Hilo advocates call for action on missing, murdered Indigenous women, girls and Māhū
Red dresses and handprints lined Kanoelehua Avenue as Hilo advocates pressed for attention to Native Hawaiian girls who disappear into Hawaii Island’s missing-persons gap.

Hilo’s rush-hour traffic became a stage for grief and accountability when advocates gathered outside Ross on Kanoelehua Avenue with red dresses, red handprints and hand-held signs for the National Day of Awareness for Missing and Murdered Indigenous Women, Girls and Māhū.
The sign-waving, organized by He Hoomaka Hou Ana o Puna and Kū Ānuenue, was the third annual gathering hosted by He Hoomaka Hou Ana o Puna, a nonprofit that focuses on behavioral health services and peer mentorship for women.

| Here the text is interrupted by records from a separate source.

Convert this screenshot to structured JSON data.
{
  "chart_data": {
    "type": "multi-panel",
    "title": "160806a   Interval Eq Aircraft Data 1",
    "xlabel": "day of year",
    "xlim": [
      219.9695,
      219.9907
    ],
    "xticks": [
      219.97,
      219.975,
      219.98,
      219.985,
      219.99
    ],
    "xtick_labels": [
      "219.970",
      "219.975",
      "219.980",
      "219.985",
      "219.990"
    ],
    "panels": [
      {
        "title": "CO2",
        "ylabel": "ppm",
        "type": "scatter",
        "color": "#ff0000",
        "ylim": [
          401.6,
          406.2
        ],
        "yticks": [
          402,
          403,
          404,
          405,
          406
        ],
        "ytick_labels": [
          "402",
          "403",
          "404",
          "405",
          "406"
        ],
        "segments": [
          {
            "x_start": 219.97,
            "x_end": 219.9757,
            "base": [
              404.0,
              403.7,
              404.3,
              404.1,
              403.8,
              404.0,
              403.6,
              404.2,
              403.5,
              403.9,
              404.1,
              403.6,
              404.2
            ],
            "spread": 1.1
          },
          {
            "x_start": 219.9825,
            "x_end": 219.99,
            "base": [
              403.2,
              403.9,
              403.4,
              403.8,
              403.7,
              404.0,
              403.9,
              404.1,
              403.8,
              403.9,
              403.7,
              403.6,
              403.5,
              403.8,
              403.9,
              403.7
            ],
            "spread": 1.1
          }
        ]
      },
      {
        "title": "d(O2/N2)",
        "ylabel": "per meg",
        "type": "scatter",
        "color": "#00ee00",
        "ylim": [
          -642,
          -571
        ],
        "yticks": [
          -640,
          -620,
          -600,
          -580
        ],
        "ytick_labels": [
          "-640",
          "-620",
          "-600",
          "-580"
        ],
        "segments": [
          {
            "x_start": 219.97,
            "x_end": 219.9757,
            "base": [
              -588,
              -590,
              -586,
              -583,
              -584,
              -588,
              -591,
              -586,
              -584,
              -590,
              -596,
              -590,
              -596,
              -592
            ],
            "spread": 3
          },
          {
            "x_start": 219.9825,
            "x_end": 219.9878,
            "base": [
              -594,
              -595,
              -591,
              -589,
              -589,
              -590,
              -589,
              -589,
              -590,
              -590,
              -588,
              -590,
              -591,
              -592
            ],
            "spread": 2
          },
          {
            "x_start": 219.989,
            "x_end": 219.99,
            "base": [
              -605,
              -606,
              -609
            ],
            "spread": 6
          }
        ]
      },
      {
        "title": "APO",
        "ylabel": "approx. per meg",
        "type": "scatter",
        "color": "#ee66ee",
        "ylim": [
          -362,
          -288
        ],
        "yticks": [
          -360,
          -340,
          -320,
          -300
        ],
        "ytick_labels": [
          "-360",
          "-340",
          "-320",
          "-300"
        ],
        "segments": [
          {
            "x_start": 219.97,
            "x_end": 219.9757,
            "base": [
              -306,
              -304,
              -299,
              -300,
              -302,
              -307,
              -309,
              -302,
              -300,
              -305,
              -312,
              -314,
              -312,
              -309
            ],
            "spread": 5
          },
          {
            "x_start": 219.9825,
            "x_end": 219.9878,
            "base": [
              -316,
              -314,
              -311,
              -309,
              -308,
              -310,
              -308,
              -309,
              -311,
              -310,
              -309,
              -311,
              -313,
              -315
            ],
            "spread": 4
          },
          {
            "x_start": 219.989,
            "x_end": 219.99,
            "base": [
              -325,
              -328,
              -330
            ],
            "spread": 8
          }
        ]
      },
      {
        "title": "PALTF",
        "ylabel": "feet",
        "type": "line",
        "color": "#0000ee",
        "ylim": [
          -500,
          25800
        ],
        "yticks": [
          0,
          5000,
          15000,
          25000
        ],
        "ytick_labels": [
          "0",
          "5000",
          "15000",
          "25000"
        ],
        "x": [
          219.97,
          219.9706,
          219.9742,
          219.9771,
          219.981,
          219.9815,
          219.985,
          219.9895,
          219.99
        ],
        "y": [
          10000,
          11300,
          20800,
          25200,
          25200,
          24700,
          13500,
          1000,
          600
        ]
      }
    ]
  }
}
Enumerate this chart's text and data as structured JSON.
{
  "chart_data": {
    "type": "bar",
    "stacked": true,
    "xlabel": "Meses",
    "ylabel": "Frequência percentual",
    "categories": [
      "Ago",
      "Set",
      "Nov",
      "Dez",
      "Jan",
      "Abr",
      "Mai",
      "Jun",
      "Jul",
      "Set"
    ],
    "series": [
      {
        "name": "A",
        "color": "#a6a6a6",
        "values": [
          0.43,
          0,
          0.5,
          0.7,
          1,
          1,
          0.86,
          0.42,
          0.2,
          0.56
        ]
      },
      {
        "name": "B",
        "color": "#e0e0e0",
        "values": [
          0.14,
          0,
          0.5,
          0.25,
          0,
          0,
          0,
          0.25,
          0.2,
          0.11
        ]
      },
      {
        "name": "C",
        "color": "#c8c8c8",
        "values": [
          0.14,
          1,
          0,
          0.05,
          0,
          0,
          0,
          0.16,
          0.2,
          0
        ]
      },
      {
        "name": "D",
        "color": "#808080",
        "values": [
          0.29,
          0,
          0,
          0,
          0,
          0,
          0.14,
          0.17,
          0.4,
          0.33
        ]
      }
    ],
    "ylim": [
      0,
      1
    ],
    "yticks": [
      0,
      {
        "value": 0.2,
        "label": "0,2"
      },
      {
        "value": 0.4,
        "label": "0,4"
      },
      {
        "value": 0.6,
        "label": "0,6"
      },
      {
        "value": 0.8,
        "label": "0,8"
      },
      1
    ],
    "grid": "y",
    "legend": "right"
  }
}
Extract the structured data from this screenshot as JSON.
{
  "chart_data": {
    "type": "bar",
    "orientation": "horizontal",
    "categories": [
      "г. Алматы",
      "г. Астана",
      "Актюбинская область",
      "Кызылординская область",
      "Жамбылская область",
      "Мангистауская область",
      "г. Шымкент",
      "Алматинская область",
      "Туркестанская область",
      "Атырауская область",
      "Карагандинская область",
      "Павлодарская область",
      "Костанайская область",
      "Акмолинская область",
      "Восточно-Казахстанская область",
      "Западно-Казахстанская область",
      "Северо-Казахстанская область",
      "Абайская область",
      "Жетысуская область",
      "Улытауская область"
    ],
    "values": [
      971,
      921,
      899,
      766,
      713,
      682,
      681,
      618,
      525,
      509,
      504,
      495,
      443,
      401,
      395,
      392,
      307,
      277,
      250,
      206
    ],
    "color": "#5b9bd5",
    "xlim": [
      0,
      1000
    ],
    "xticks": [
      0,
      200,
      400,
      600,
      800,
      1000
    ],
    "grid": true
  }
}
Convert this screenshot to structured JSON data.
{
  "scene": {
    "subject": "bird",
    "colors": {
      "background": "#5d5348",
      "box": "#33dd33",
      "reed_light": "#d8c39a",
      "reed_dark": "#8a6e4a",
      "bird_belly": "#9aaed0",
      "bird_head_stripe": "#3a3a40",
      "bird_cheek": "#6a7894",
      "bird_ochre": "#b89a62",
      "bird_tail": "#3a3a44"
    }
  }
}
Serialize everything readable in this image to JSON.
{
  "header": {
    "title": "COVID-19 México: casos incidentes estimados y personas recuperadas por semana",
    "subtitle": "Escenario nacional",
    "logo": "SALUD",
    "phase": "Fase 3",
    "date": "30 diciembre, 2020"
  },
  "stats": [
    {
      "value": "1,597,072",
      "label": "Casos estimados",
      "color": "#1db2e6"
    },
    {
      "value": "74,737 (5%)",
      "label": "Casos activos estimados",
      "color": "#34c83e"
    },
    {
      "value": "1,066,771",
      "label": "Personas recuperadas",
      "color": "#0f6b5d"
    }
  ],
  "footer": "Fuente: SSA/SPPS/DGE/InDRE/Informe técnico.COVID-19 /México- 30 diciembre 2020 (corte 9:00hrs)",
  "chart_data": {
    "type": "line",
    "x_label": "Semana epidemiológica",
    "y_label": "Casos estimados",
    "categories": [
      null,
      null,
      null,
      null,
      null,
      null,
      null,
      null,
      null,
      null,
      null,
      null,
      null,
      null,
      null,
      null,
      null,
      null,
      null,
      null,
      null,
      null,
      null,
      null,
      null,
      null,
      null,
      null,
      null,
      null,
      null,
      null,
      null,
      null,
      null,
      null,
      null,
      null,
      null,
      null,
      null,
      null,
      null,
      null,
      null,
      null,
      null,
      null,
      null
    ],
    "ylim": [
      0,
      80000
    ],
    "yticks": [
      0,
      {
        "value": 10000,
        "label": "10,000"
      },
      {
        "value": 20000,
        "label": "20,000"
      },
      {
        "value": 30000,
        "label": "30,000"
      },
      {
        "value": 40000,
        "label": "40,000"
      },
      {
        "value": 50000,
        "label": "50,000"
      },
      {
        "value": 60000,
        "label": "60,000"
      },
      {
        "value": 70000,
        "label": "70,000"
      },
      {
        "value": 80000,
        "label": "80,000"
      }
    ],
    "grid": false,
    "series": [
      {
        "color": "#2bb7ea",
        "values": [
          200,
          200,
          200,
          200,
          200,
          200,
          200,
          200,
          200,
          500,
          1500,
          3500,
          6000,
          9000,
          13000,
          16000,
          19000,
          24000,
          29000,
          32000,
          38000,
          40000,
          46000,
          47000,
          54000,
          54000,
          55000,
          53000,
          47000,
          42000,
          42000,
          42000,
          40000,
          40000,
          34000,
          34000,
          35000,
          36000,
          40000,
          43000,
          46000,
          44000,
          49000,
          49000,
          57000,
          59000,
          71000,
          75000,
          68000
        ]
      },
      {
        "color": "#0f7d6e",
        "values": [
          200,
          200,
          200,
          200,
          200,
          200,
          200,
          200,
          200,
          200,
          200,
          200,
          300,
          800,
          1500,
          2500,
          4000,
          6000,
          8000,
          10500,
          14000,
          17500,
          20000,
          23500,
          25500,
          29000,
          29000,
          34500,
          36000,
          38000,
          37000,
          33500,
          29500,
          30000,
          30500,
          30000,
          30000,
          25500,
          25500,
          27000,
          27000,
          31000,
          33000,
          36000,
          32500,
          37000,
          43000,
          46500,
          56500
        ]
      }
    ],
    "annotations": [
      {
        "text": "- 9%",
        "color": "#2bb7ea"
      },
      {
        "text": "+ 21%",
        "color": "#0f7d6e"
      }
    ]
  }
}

Supporters said the goal was not only remembrance, but visibility for violence that disproportionately affects Indigenous, Native Hawaiian, Alaska Native and Native American women and girls, along with transgender and two-spirit people.
The Hilo demonstration also pointed to a local accountability gap that advocates say is too often overlooked. An Office of Hawaiian Affairs report cited at the gathering showed Native Hawaiian children ages 15 to 17 represented the highest number of missing children on Hawaii Island. The same report said there were 182 cases of missing Native Hawaiian girls on Hawaii Island from 2018 to 2021, more than any other racial group in the report.
Advocates said those numbers reflect more than isolated cases. They tied the risk to poverty, housing instability and trafficking, along with weak media attention and uneven public response when Indigenous girls and women disappear. The message in Hilo was that missing persons are not all counted, tracked or treated the same, and that gaps in recognition can make some victims easier to overlook.
Renee Rivera, co-director of He Hoomaka Hou Ana o Puna, said Hawaii’s high cost of living leaves children and families more vulnerable when basic needs are hard to meet. That reality gave the gathering its urgency: the crisis is not confined to distant headlines, but visible on Big Island streets, where advocates are pressing for systems that can recognize Native Hawaiian, Indigenous and māhū victims distinctly instead of letting them vanish inside broader categories.